Slice objects are also generated when extended indexing syntax is used. For example: a[start:stop:step] or a[start:stop, i] . Pls have a look at : docs.python.org/dev/library/functions.html#slice ; then why t[3:-1:-1] gives empty ?
t[-3:-1:-1] gives empty because slice(-3, -1, -1).indices(4) returns (1, 3, -1).
1

With a negative step, you need to think twice about the start and stop values.

A simple reverse:

In [437]: np.arange(10)[::-1]
Out[437]: array([9, 8, 7, 6, 5, 4, 3, 2, 1, 0])

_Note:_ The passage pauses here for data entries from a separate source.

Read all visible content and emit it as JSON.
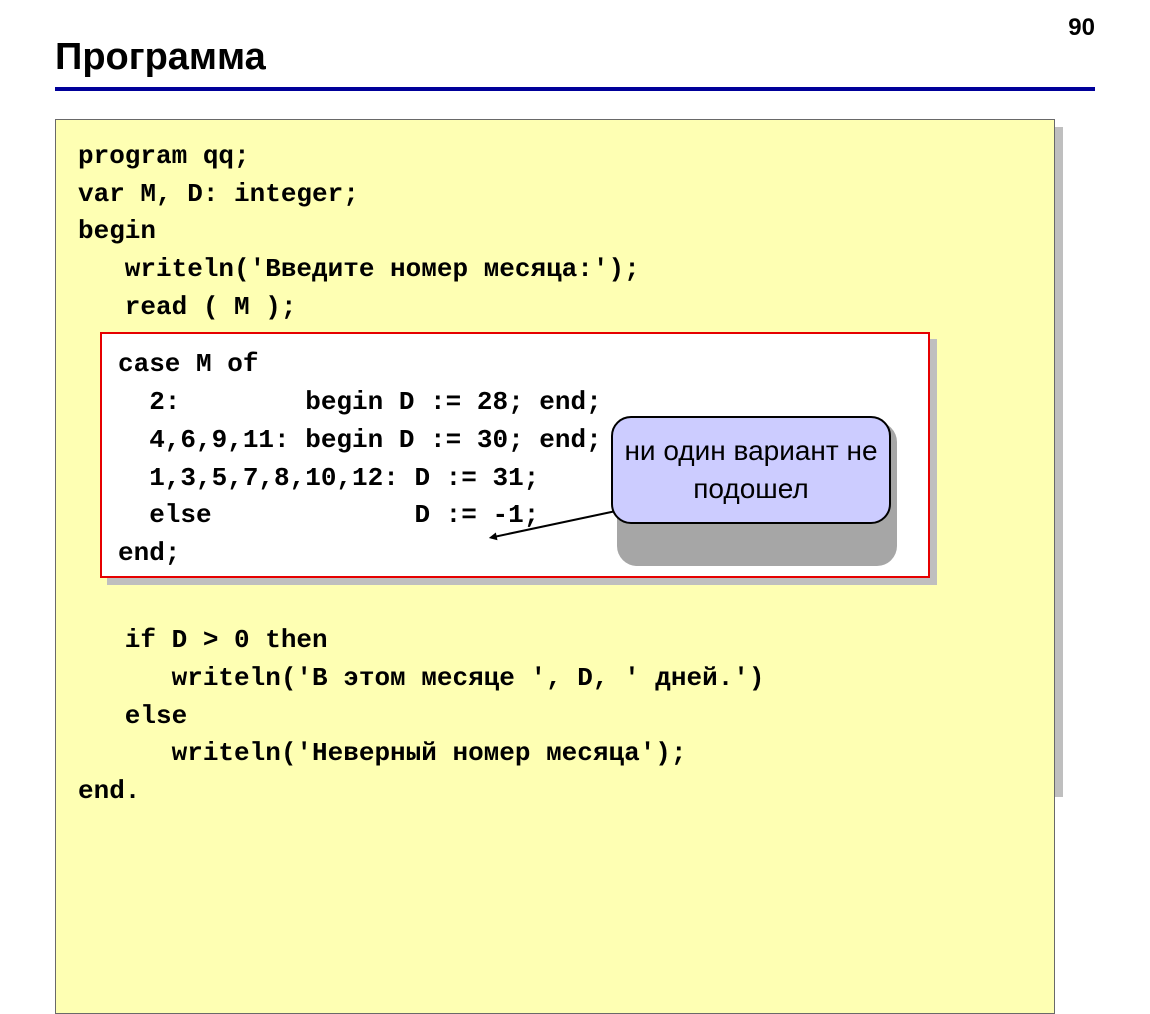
{
  "page_number": "90",
  "title": "Программа",
  "code": {
    "pre1": "program qq;\nvar M, D: integer;\nbegin\n   writeln('Введите номер месяца:');\n   read ( M );",
    "case_block": "case M of\n  2:        begin D := 28; end;\n  4,6,9,11: begin D := 30; end;\n  1,3,5,7,8,10,12: D := 31;\n  else             D := -1;\nend;",
    "pre2": "   if D > 0 then\n      writeln('В этом месяце ', D, ' дней.')\n   else\n      writeln('Неверный номер месяца');\nend."
  },
  "callout": "ни один вариант не подошел"
}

start at the end - same thing

In [438]: np.arange(10)[10::-1]
Out[438]: array([9, 8, 7, 6, 5, 4, 3, 2, 1, 0])

with -1 stop, empty

In [439]: np.arange(10)[10:-1:-1]
Out[439]: array([], dtype=int32)

but with -2, it returns the last value; remember it's counting from the end, and -2 also counts from the end.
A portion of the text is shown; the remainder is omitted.